This study investigates whether large language models possess human-like numerical intuition—specifically, the ability to recognize numerical structures and appropriately employ or avoid computational shortcuts. To this end, the authors introduce SenseMath, a benchmark comprising 4,800 problems spanning eight shortcut types and four digit-length scales. Model performance is evaluated through three tasks: shortcut utilization, applicability judgment, and problem generation, assessing structural sensitivity in numerical reasoning. Experiments across multiple mainstream models employ controlled designs, standard chain-of-thought prompting, and explicit instructions. Results show that while explicit prompting boosts accuracy by up to 15%, models spontaneously use valid shortcuts in fewer than 40% of applicable cases and frequently misapply shortcuts or fail to generate effective ones, indicating procedural fluency without genuine structural understanding.

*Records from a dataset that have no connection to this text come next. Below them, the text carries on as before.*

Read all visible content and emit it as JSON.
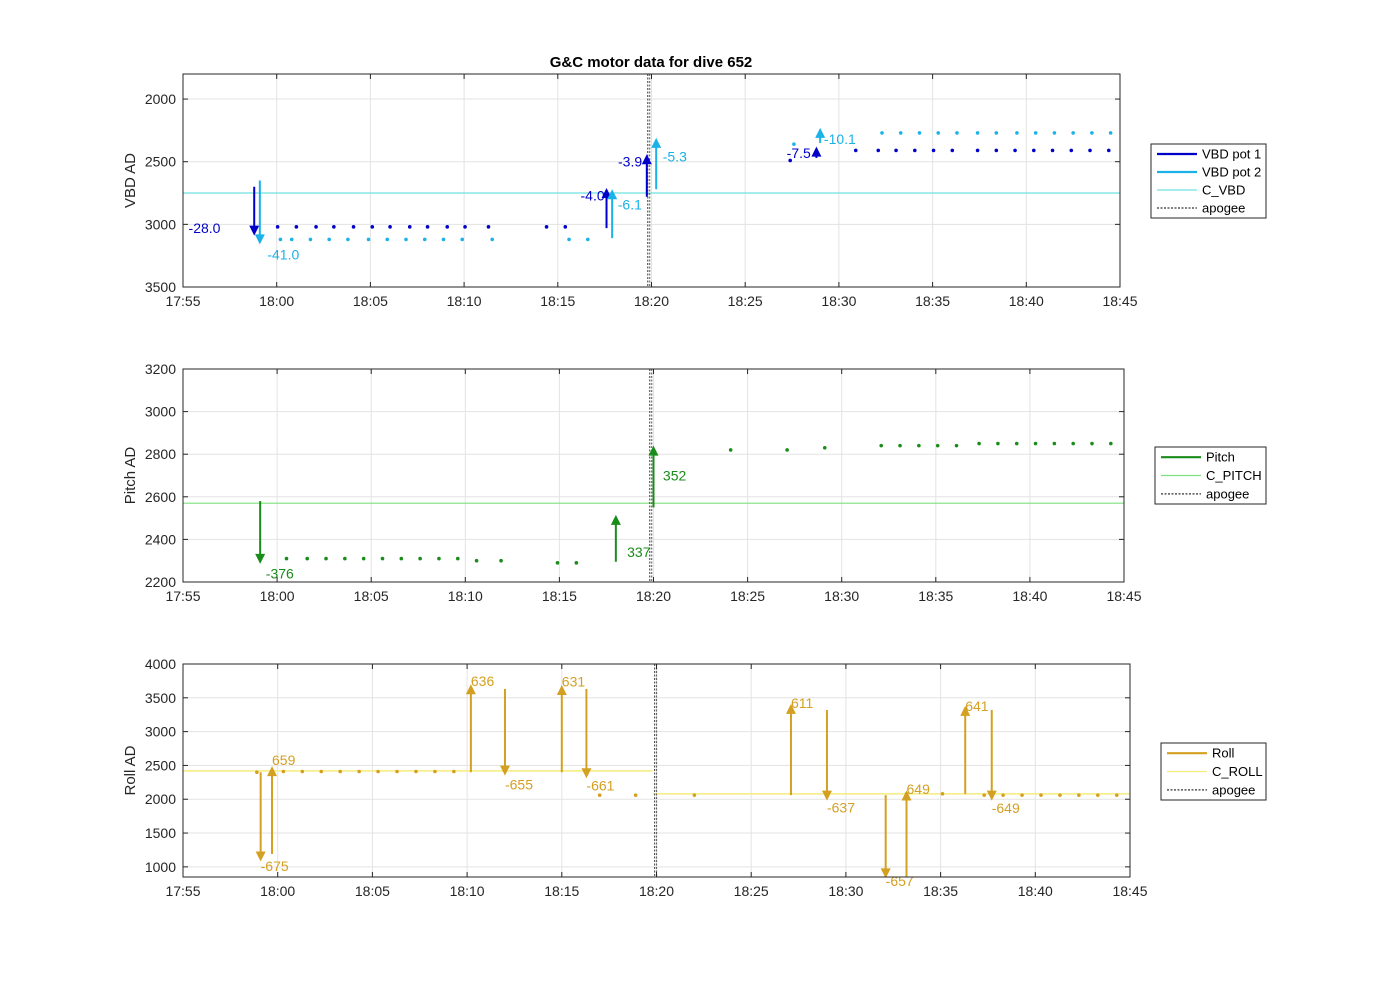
{
  "figure": {
    "title": "G&C motor data for dive 652"
  },
  "chart_data": [
    {
      "type": "scatter",
      "title": "G&C motor data for dive 652",
      "xlabel": "",
      "ylabel": "VBD AD",
      "xlim_min": [
        1075,
        1125
      ],
      "y_reversed": true,
      "ylim": [
        1800,
        3500
      ],
      "x_ticks": [
        "17:55",
        "18:00",
        "18:05",
        "18:10",
        "18:15",
        "18:20",
        "18:25",
        "18:30",
        "18:35",
        "18:40",
        "18:45"
      ],
      "x_tick_values": [
        1075,
        1080,
        1085,
        1090,
        1095,
        1100,
        1105,
        1110,
        1115,
        1120,
        1125
      ],
      "y_ticks": [
        "2000",
        "2500",
        "3000",
        "3500"
      ],
      "y_tick_values": [
        2000,
        2500,
        3000,
        3500
      ],
      "grid": true,
      "legend_position": "outside-right",
      "legend": [
        "VBD pot 1",
        "VBD pot 2",
        "C_VBD",
        "apogee"
      ],
      "apogee_min": 1099.8,
      "series": [
        {
          "name": "VBD pot 1",
          "color": "#0000c8",
          "x": [
            1080.05,
            1081.05,
            1082.1,
            1083.05,
            1084.1,
            1085.1,
            1086.05,
            1087.1,
            1088.05,
            1089.1,
            1090.05,
            1091.3,
            1094.4,
            1095.4,
            1107.4,
            1110.9,
            1112.1,
            1113.05,
            1114.05,
            1115.05,
            1116.05,
            1117.4,
            1118.4,
            1119.4,
            1120.4,
            1121.4,
            1122.4,
            1123.4,
            1124.4
          ],
          "y": [
            3020,
            3020,
            3020,
            3020,
            3020,
            3020,
            3020,
            3020,
            3020,
            3020,
            3020,
            3020,
            3020,
            3020,
            2490,
            2410,
            2410,
            2410,
            2410,
            2410,
            2410,
            2410,
            2410,
            2410,
            2410,
            2410,
            2410,
            2410,
            2410
          ]
        },
        {
          "name": "VBD pot 2",
          "color": "#1ab2e8",
          "x": [
            1080.2,
            1080.8,
            1081.8,
            1082.8,
            1083.8,
            1084.9,
            1085.9,
            1086.9,
            1087.9,
            1088.9,
            1089.9,
            1091.5,
            1095.6,
            1096.6,
            1107.6,
            1112.3,
            1113.3,
            1114.3,
            1115.3,
            1116.3,
            1117.4,
            1118.4,
            1119.5,
            1120.5,
            1121.5,
            1122.5,
            1123.5,
            1124.5
          ],
          "y": [
            3120,
            3120,
            3120,
            3120,
            3120,
            3120,
            3120,
            3120,
            3120,
            3120,
            3120,
            3120,
            3120,
            3120,
            2360,
            2270,
            2270,
            2270,
            2270,
            2270,
            2270,
            2270,
            2270,
            2270,
            2270,
            2270,
            2270,
            2270
          ]
        },
        {
          "name": "C_VBD",
          "color": "#6fe0e0",
          "type": "hline",
          "y": 2750
        }
      ],
      "arrows": [
        {
          "series": "VBD pot 1",
          "x": 1078.8,
          "from": 2700,
          "to": 3090,
          "label": "-28.0",
          "lx": 1077,
          "ly": 3030,
          "anchor": "end"
        },
        {
          "series": "VBD pot 2",
          "x": 1079.1,
          "from": 2650,
          "to": 3160,
          "label": "-41.0",
          "lx": 1079.5,
          "ly": 3240,
          "anchor": "start"
        },
        {
          "series": "VBD pot 1",
          "x": 1097.6,
          "from": 3030,
          "to": 2710,
          "label": "-4.0",
          "lx": 1097.5,
          "ly": 2770,
          "anchor": "end"
        },
        {
          "series": "VBD pot 2",
          "x": 1097.9,
          "from": 3110,
          "to": 2720,
          "label": "-6.1",
          "lx": 1098.2,
          "ly": 2840,
          "anchor": "start"
        },
        {
          "series": "VBD pot 1",
          "x": 1099.75,
          "from": 2780,
          "to": 2440,
          "label": "-3.9",
          "lx": 1099.5,
          "ly": 2500,
          "anchor": "end"
        },
        {
          "series": "VBD pot 2",
          "x": 1100.25,
          "from": 2720,
          "to": 2310,
          "label": "-5.3",
          "lx": 1100.6,
          "ly": 2460,
          "anchor": "start"
        },
        {
          "series": "VBD pot 1",
          "x": 1108.8,
          "from": 2470,
          "to": 2380,
          "label": "-7.5",
          "lx": 1108.5,
          "ly": 2430,
          "anchor": "end"
        },
        {
          "series": "VBD pot 2",
          "x": 1109.0,
          "from": 2350,
          "to": 2230,
          "label": "-10.1",
          "lx": 1109.2,
          "ly": 2320,
          "anchor": "start"
        }
      ]
    },
    {
      "type": "scatter",
      "xlabel": "",
      "ylabel": "Pitch AD",
      "xlim_min": [
        1075,
        1125
      ],
      "ylim": [
        2200,
        3200
      ],
      "x_ticks": [
        "17:55",
        "18:00",
        "18:05",
        "18:10",
        "18:15",
        "18:20",
        "18:25",
        "18:30",
        "18:35",
        "18:40",
        "18:45"
      ],
      "x_tick_values": [
        1075,
        1080,
        1085,
        1090,
        1095,
        1100,
        1105,
        1110,
        1115,
        1120,
        1125
      ],
      "y_ticks": [
        "2200",
        "2400",
        "2600",
        "2800",
        "3000",
        "3200"
      ],
      "y_tick_values": [
        2200,
        2400,
        2600,
        2800,
        3000,
        3200
      ],
      "grid": true,
      "legend_position": "outside-right",
      "legend": [
        "Pitch",
        "C_PITCH",
        "apogee"
      ],
      "apogee_min": 1099.8,
      "series": [
        {
          "name": "Pitch",
          "color": "#1a8c1a",
          "x": [
            1080.5,
            1081.6,
            1082.6,
            1083.6,
            1084.6,
            1085.6,
            1086.6,
            1087.6,
            1088.6,
            1089.6,
            1090.6,
            1091.9,
            1094.9,
            1095.9,
            1104.1,
            1107.1,
            1109.1,
            1112.1,
            1113.1,
            1114.1,
            1115.1,
            1116.1,
            1117.3,
            1118.3,
            1119.3,
            1120.3,
            1121.3,
            1122.3,
            1123.3,
            1124.3
          ],
          "y": [
            2310,
            2310,
            2310,
            2310,
            2310,
            2310,
            2310,
            2310,
            2310,
            2310,
            2300,
            2300,
            2290,
            2290,
            2820,
            2820,
            2830,
            2840,
            2840,
            2840,
            2840,
            2840,
            2850,
            2850,
            2850,
            2850,
            2850,
            2850,
            2850,
            2850
          ]
        },
        {
          "name": "C_PITCH",
          "color": "#7ee07e",
          "type": "hline",
          "y": 2570
        }
      ],
      "arrows": [
        {
          "series": "Pitch",
          "x": 1079.1,
          "from": 2580,
          "to": 2285,
          "label": "-376",
          "lx": 1079.4,
          "ly": 2240,
          "anchor": "start"
        },
        {
          "series": "Pitch",
          "x": 1098.0,
          "from": 2295,
          "to": 2515,
          "label": "337",
          "lx": 1098.6,
          "ly": 2340,
          "anchor": "start"
        },
        {
          "series": "Pitch",
          "x": 1100.0,
          "from": 2550,
          "to": 2840,
          "label": "352",
          "lx": 1100.5,
          "ly": 2700,
          "anchor": "start"
        }
      ]
    },
    {
      "type": "scatter",
      "xlabel": "",
      "ylabel": "Roll AD",
      "xlim_min": [
        1075,
        1125
      ],
      "ylim": [
        850,
        4000
      ],
      "x_ticks": [
        "17:55",
        "18:00",
        "18:05",
        "18:10",
        "18:15",
        "18:20",
        "18:25",
        "18:30",
        "18:35",
        "18:40",
        "18:45"
      ],
      "x_tick_values": [
        1075,
        1080,
        1085,
        1090,
        1095,
        1100,
        1105,
        1110,
        1115,
        1120,
        1125
      ],
      "y_ticks": [
        "1000",
        "1500",
        "2000",
        "2500",
        "3000",
        "3500",
        "4000"
      ],
      "y_tick_values": [
        1000,
        1500,
        2000,
        2500,
        3000,
        3500,
        4000
      ],
      "grid": true,
      "legend_position": "outside-right",
      "legend": [
        "Roll",
        "C_ROLL",
        "apogee"
      ],
      "apogee_min": 1099.9,
      "series": [
        {
          "name": "Roll",
          "color": "#d4a021",
          "x": [
            1078.9,
            1080.3,
            1081.3,
            1082.3,
            1083.3,
            1084.3,
            1085.3,
            1086.3,
            1087.3,
            1088.3,
            1089.3,
            1097.0,
            1098.9,
            1102.0,
            1113.2,
            1115.1,
            1117.3,
            1118.3,
            1119.3,
            1120.3,
            1121.3,
            1122.3,
            1123.3,
            1124.3
          ],
          "y": [
            2400,
            2410,
            2410,
            2410,
            2410,
            2410,
            2410,
            2410,
            2410,
            2410,
            2410,
            2060,
            2060,
            2060,
            2080,
            2080,
            2060,
            2060,
            2060,
            2060,
            2060,
            2060,
            2060,
            2060
          ]
        },
        {
          "name": "C_ROLL",
          "color": "#f5ec7d",
          "type": "hline_segments",
          "segments": [
            {
              "x0": 1075,
              "x1": 1099.8,
              "y": 2420
            },
            {
              "x0": 1099.8,
              "x1": 1125,
              "y": 2080
            }
          ]
        }
      ],
      "arrows": [
        {
          "series": "Roll",
          "x": 1079.1,
          "from": 2400,
          "to": 1080,
          "label": "-675",
          "lx": 1079.1,
          "ly": 1010,
          "anchor": "start"
        },
        {
          "series": "Roll",
          "x": 1079.7,
          "from": 1190,
          "to": 2490,
          "label": "659",
          "lx": 1079.7,
          "ly": 2580,
          "anchor": "start"
        },
        {
          "series": "Roll",
          "x": 1090.2,
          "from": 2400,
          "to": 3700,
          "label": "636",
          "lx": 1090.2,
          "ly": 3750,
          "anchor": "start"
        },
        {
          "series": "Roll",
          "x": 1092.0,
          "from": 3630,
          "to": 2350,
          "label": "-655",
          "lx": 1092.0,
          "ly": 2220,
          "anchor": "start"
        },
        {
          "series": "Roll",
          "x": 1095.0,
          "from": 2400,
          "to": 3690,
          "label": "631",
          "lx": 1095.0,
          "ly": 3740,
          "anchor": "start"
        },
        {
          "series": "Roll",
          "x": 1096.3,
          "from": 3630,
          "to": 2310,
          "label": "-661",
          "lx": 1096.3,
          "ly": 2200,
          "anchor": "start"
        },
        {
          "series": "Roll",
          "x": 1107.1,
          "from": 2060,
          "to": 3410,
          "label": "611",
          "lx": 1107.1,
          "ly": 3420,
          "anchor": "start"
        },
        {
          "series": "Roll",
          "x": 1109.0,
          "from": 3320,
          "to": 1980,
          "label": "-637",
          "lx": 1109.0,
          "ly": 1880,
          "anchor": "start"
        },
        {
          "series": "Roll",
          "x": 1112.1,
          "from": 2060,
          "to": 830,
          "label": "-657",
          "lx": 1112.1,
          "ly": 790,
          "anchor": "start"
        },
        {
          "series": "Roll",
          "x": 1113.2,
          "from": 860,
          "to": 2130,
          "label": "649",
          "lx": 1113.2,
          "ly": 2150,
          "anchor": "start"
        },
        {
          "series": "Roll",
          "x": 1116.3,
          "from": 2080,
          "to": 3380,
          "label": "641",
          "lx": 1116.3,
          "ly": 3380,
          "anchor": "start"
        },
        {
          "series": "Roll",
          "x": 1117.7,
          "from": 3320,
          "to": 1980,
          "label": "-649",
          "lx": 1117.7,
          "ly": 1870,
          "anchor": "start"
        }
      ]
    }
  ]
}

Large language models often default to step-by-step computation even when efficient numerical shortcuts are available. This raises a basic question: do they exhibit number sense in a human-like behavioral sense, i.e., the ability to recognize numerical structure, apply shortcuts when appropriate, and avoid them when they are not? We introduce SenseMath, a controlled benchmark for evaluating structure-sensitive numerical reasoning in LLMs. SenseMath contains 4,800 items spanning eight shortcut categories and four digit scales, with matched strong-shortcut, weak-shortcut, and control variants. It supports three evaluation settings of increasing cognitive demand: Shortcut Use (whether models can apply shortcuts on shortcut-amenable problems); Applicability Judgment (whether they can recognize when a shortcut is appropriate or misleading); and Problem Generation (whether they can generate new problem items that correctly admit a given type of shortcut). Our evaluation across five LLMs, ranging from GPT-4o-mini to Llama-3.1-8B, shows a consistent pattern: when explicitly prompted, models readily adopt shortcut strategies and achieve substantial accuracy gains on shortcut-amenable items (up to 15%), yet under standard chain-of-thought prompting they spontaneously employ such strategies in fewer than 40% of cases, even when they demonstrably possess the requisite capability. Moreover, this competence is confined to the Use level; models systematically over-generalise shortcuts to problems where they do not apply, and fail to generate valid shortcut-bearing problems from scratch. Together, these results suggest that current LLMs exhibit procedural shortcut fluency without the structural understanding of when and why shortcuts work that underlies human number sense.